The Shim­mel­ing’s most notable prop­er­ty is its abil­i­ty to cre­ate reli­able gates between the Coast and oth­er worlds—most com­mon­ly the Under­world. These are not con­ve­nient gates, mind, giv­en that they appear seem­ing­ly semi-ran­dom­ly, accord­ing to unknown, pre­sum­ably spe­cif­ic con­di­tions, and are main­tained only in accor­dance with the Shim­mel­ing’s unknow­able appetites; not to men­tion that tra­vers­ing them is a nigh-unsur­viv­able trek through legions of mil­i­tant sym­biotes and leagues of organ-like, tox­ic climes.

Shim­mel­ing van­guard probes are apt to emerge in the sub­ter­ranean spaces of the World, estab­lish­ing “salients” where the tak­ing is good.
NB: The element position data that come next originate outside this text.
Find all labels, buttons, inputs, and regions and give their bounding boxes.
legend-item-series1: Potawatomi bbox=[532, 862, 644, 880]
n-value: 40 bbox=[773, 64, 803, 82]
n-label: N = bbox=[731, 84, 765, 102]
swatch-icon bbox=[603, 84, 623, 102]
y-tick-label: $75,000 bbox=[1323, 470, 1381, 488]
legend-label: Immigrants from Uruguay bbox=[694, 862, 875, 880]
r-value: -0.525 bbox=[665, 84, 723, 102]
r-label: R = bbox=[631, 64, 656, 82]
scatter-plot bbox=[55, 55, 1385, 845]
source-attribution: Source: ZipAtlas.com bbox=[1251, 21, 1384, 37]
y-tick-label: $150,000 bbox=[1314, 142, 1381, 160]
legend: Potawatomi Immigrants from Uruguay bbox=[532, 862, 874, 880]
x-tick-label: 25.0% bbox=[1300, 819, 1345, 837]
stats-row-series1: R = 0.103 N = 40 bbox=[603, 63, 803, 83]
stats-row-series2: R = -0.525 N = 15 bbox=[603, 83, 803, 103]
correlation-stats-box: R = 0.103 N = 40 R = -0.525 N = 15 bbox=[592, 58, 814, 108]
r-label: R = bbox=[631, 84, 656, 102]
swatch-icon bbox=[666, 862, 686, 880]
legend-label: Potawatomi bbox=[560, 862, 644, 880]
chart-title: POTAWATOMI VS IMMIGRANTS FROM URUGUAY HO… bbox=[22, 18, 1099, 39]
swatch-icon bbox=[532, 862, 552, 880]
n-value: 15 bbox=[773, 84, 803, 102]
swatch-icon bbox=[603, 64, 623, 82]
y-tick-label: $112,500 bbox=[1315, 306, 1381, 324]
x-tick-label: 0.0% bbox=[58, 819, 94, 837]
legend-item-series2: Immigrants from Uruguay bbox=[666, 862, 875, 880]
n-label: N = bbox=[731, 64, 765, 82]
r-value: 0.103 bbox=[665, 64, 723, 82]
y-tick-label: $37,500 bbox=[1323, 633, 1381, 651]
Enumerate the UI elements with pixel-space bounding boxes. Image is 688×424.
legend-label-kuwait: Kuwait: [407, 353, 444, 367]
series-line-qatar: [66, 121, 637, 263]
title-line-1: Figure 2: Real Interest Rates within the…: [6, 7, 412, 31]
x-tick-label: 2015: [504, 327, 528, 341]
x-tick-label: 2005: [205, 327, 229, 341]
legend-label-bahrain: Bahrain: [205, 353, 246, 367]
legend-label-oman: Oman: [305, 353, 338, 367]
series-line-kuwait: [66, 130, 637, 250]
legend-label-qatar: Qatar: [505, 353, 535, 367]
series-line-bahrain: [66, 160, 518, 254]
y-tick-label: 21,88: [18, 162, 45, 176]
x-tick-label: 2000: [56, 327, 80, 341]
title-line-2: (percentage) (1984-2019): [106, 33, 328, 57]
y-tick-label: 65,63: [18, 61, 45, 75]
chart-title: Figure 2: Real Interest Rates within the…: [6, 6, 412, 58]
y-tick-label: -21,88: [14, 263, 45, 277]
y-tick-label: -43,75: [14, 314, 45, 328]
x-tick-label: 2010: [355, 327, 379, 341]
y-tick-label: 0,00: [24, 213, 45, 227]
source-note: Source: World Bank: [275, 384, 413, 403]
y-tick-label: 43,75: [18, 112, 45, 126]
In stag­nant, dead areas, devoid of nutri­tion, the mold will cease its advances (though the sym­biont crea­tures spilled from with­in its guts may not.) In areas rich with food (cel­lars, fun­gal caves,) the Shim­mel­ing will expand its salient, tak­ing on eli­gi­ble life as sym­biont species and con­sum­ing all avail­able fuel. The salient expands until it exhausts avail­able nutri­tion, or until it encoun­ters sun­light. The grey, wet ten­drils of the giant mold can­not abide sun­light, and (for­tu­nate­ly for the peo­ple of the coast) nev­er ven­ture above ground.

Author’s Note

Updat­ed mod­er­ate­ly for the release of Inter­nal Growth.